TextJake HallPhotographyJoshua Woods

“My hair extensions became swords, and my eyeshadow, the warpaint.” These were the words spoken by a disembodied voice that marked the beginning of Gogo Graham’s AW16 show. It transpired that the artist behind these words was Aurel Haize Odogbo, who wrote and performed the powerful monologue that set the scene. The impact of this monologue was intensified when the first models appeared on the runway, their clothes slashed and their bodies drenched in blood. Naturally, the blood transcended mere aesthetics. It was emblematic, a reminder of the alarmingly high rate of fatalities within the trans community.

“We are being killed for existing,” explained Graham. “The fake blood is representative of the real blood being spilled.” The atmosphere was intense, claustrophobic, almost uncomfortable; the reality was that Graham was not only creating a collection designed specifically to cater to trans women (the designer has, in the past, spoken of giving free clothes to her trans friends), she was also highlighting the issues that continue to affect the community. This in itself makes her an anomaly in a fashion world that allows trans visibility but often falls short in giving the same platform to its problems.

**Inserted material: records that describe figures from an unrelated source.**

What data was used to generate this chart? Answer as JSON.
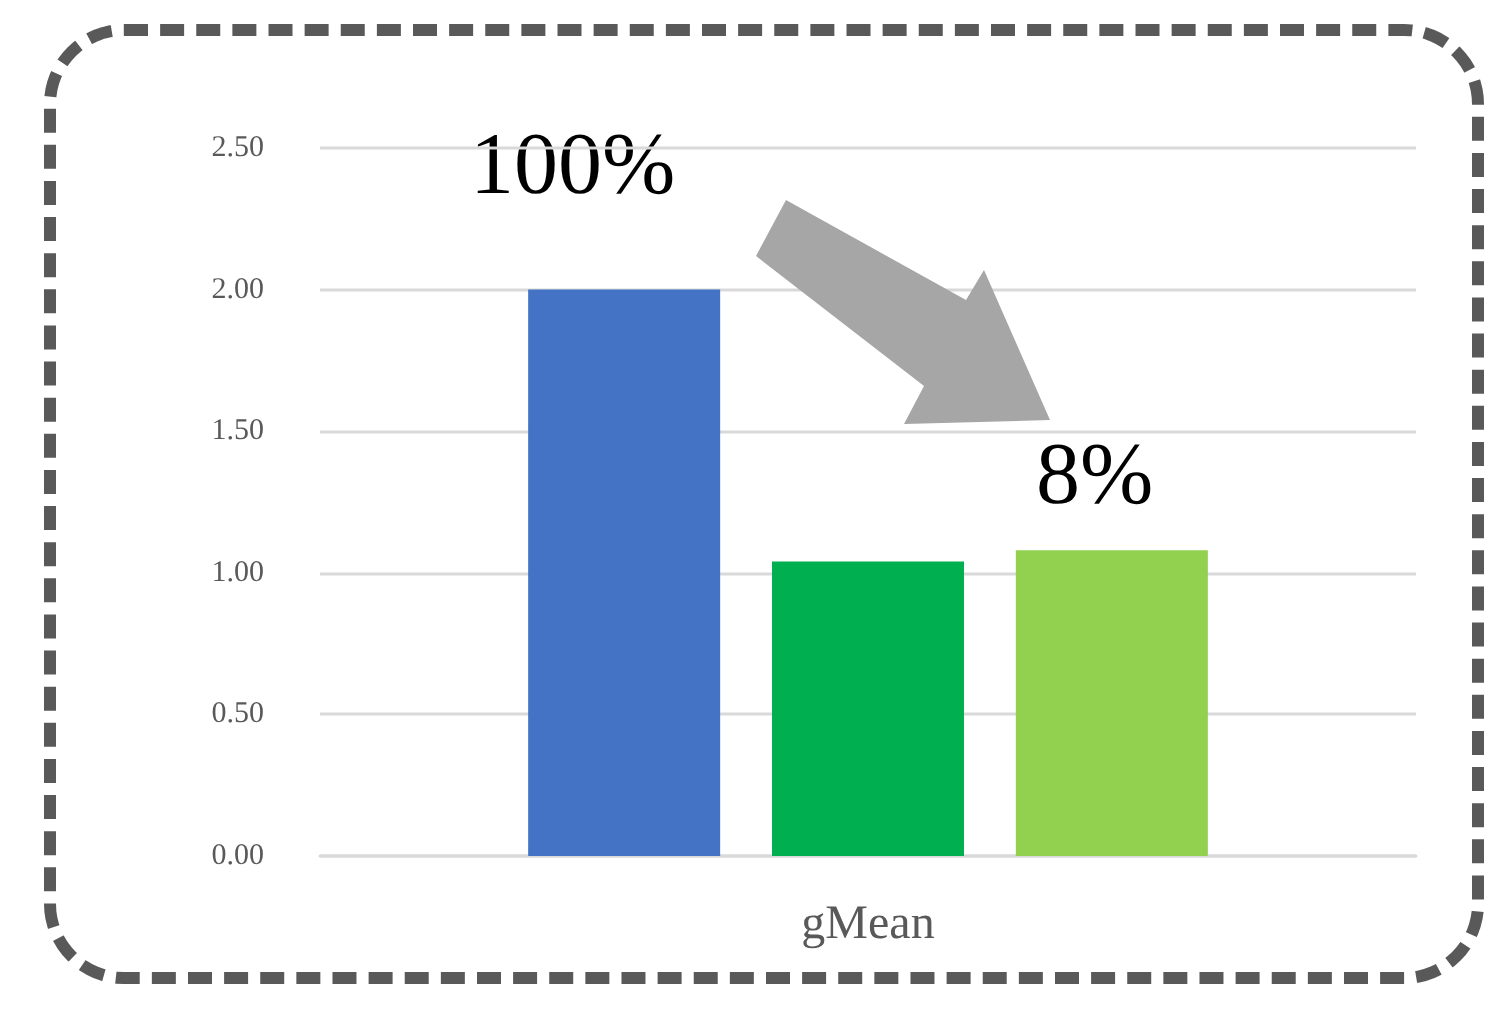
{
  "chart_data": {
    "type": "bar",
    "categories": [
      "gMean"
    ],
    "series": [
      {
        "color": "#4472c4",
        "values": [
          2.0
        ]
      },
      {
        "color": "#00b050",
        "values": [
          1.04
        ]
      },
      {
        "color": "#92d050",
        "values": [
          1.08
        ]
      }
    ],
    "annotations": [
      "100%",
      "8%"
    ],
    "ylim": [
      0,
      2.5
    ],
    "yticks": [
      {
        "value": 0,
        "label": "0.00"
      },
      {
        "value": 0.5,
        "label": "0.50"
      },
      {
        "value": 1,
        "label": "1.00"
      },
      {
        "value": 1.5,
        "label": "1.50"
      },
      {
        "value": 2,
        "label": "2.00"
      },
      {
        "value": 2.5,
        "label": "2.50"
      }
    ],
    "grid": "y"
  }
}
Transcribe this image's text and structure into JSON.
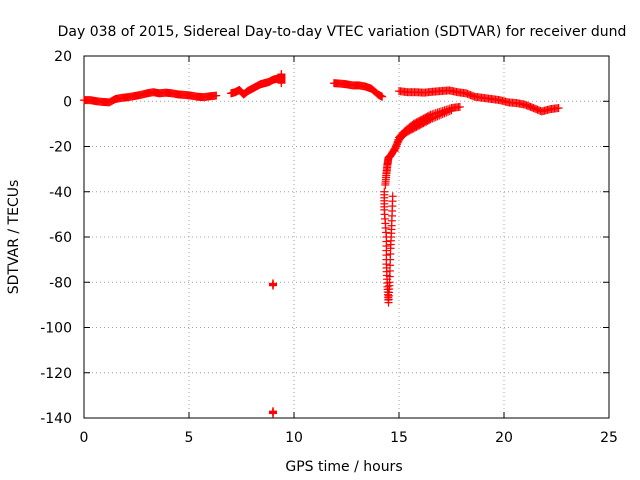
{
  "chart_data": {
    "type": "scatter",
    "title": "Day 038 of 2015, Sidereal Day-to-day VTEC variation (SDTVAR) for receiver dund",
    "xlabel": "GPS time / hours",
    "ylabel": "SDTVAR / TECUs",
    "xlim": [
      0,
      25
    ],
    "ylim": [
      -140,
      20
    ],
    "xticks": [
      0,
      5,
      10,
      15,
      20,
      25
    ],
    "yticks": [
      -140,
      -120,
      -100,
      -80,
      -60,
      -40,
      -20,
      0,
      20
    ],
    "grid": true,
    "marker": "+",
    "marker_color": "#ff0000",
    "series": [
      {
        "name": "SDTVAR",
        "segments": [
          {
            "x": [
              0.0,
              0.3,
              0.6,
              0.9,
              1.2,
              1.5,
              1.8,
              2.1,
              2.4,
              2.7,
              3.0,
              3.3,
              3.6,
              3.9,
              4.2,
              4.5,
              4.8,
              5.1,
              5.4,
              5.7,
              6.0,
              6.3
            ],
            "y": [
              0.5,
              0.5,
              0.0,
              -0.3,
              -0.5,
              1.0,
              1.5,
              1.8,
              2.3,
              2.8,
              3.5,
              4.0,
              3.5,
              3.8,
              3.5,
              3.0,
              2.8,
              2.5,
              2.0,
              1.8,
              2.2,
              2.5
            ]
          },
          {
            "x": [
              7.0,
              7.2,
              7.4,
              7.6,
              7.8,
              8.0,
              8.2,
              8.4,
              8.6,
              8.8,
              9.0,
              9.2
            ],
            "y": [
              3.5,
              4.0,
              5.0,
              3.0,
              4.5,
              5.5,
              6.5,
              7.5,
              8.0,
              8.5,
              9.5,
              10.0
            ]
          },
          {
            "x": [
              9.4,
              9.4,
              9.4
            ],
            "y": [
              12.0,
              10.0,
              8.0
            ]
          },
          {
            "x": [
              9.0,
              9.0
            ],
            "y": [
              -80.5,
              -81.5
            ]
          },
          {
            "x": [
              9.0,
              9.0
            ],
            "y": [
              -137.0,
              -138.0
            ]
          },
          {
            "x": [
              11.9,
              12.2,
              12.5,
              12.8,
              13.1,
              13.4,
              13.7,
              14.0,
              14.2
            ],
            "y": [
              8.0,
              7.8,
              7.5,
              7.0,
              7.0,
              6.5,
              5.5,
              3.0,
              2.0
            ]
          },
          {
            "x": [
              14.3,
              14.3,
              14.4,
              14.4,
              14.45,
              14.5,
              14.55,
              14.6,
              14.65,
              14.7
            ],
            "y": [
              -40.0,
              -48.0,
              -60.0,
              -72.0,
              -82.0,
              -89.0,
              -80.0,
              -65.0,
              -55.0,
              -42.0
            ]
          },
          {
            "x": [
              14.35,
              14.4,
              14.45,
              14.5,
              14.6,
              14.8,
              15.0,
              15.3,
              15.7,
              16.1,
              16.5,
              17.0,
              17.5
            ],
            "y": [
              -37.0,
              -32.0,
              -28.0,
              -25.0,
              -24.0,
              -21.0,
              -17.0,
              -14.0,
              -12.0,
              -10.0,
              -8.0,
              -6.0,
              -4.0
            ]
          },
          {
            "x": [
              14.8,
              15.0,
              15.3,
              15.7,
              16.1,
              16.5,
              17.0,
              17.5,
              17.9
            ],
            "y": [
              -22.0,
              -16.0,
              -13.0,
              -10.0,
              -8.0,
              -6.0,
              -4.5,
              -3.0,
              -2.5
            ]
          },
          {
            "x": [
              15.0,
              15.4,
              15.8,
              16.2,
              16.6,
              17.0,
              17.4,
              17.8,
              18.2,
              18.6,
              19.0,
              19.4,
              19.8,
              20.2,
              20.6,
              21.0,
              21.4,
              21.8,
              22.2,
              22.6
            ],
            "y": [
              4.5,
              4.0,
              4.0,
              3.8,
              4.2,
              4.5,
              4.8,
              4.0,
              3.5,
              2.0,
              1.5,
              1.0,
              0.5,
              -0.5,
              -0.8,
              -1.5,
              -3.0,
              -4.5,
              -3.5,
              -3.0
            ]
          }
        ]
      }
    ]
  }
}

“We are being killed for existing. The fake blood is representative of the real blood being spilled” – Gogo Graham

“My main source of inspiration this season was the diverse experiences that trans femmes face existing in a world in which violence against trans femininity is the norm.” Graham’s words succinctly explain the message behind Odogbo’s monologue; for her friends and muses, clothing is more than just fabric. It becomes armoury, a kind of identity that facilitates empowerment. Crucially, Graham speaks from experience. She implicitly understands the trans community because she speaks from within it, looking for inspiration amongst her own friendship circle when casting shows. 

Personality is key within Graham’s shows, as is the promotion of young talented transwomen. The show’s impressive set was designed by transwoman Dein Mare, featuring four baseball cases draped in white satin – a reference to the white satin glove that transwomen are often given to wear during fertility preservation, when they must masturbate to harvest their sperm.

As for the soundtrack, musician Jade – also an upright bass player from Brookline, Massachussetts – bore in mind the individuality of Graham’s models when composing the piece,  which can be heard in full below. A distinct mix of spoken-word (performed by a handful of models from the show) and electronica, the music was characterised by a slow, repetitive throb. Explaining her decisions, Jade cited an inspiration from video game soundtracks, whose recurring nature makes them malleable; shaped by the stories and the imagery that accompany them. This logic translated neatly into the collection – “I felt that the clothes, the models and their voices would be shaping the music, more so than the other way around.”

Perhaps against the odds, Graham’s unique brand of trans couture is beginning to resonate. Her work has attracted critical acclaim and, as a result, her presentations continue to grow in size and scale – while SS16 featured only a handful of models, this season’s cast was almost double in size. As the designer’s profile grows, so does her platform. In an industry increasingly concerned with the commercial, Graham’s blood-spattered politics are provocative but refreshing; she’s creating clothing purely to empower her friends, accidentally establishing a career in the process.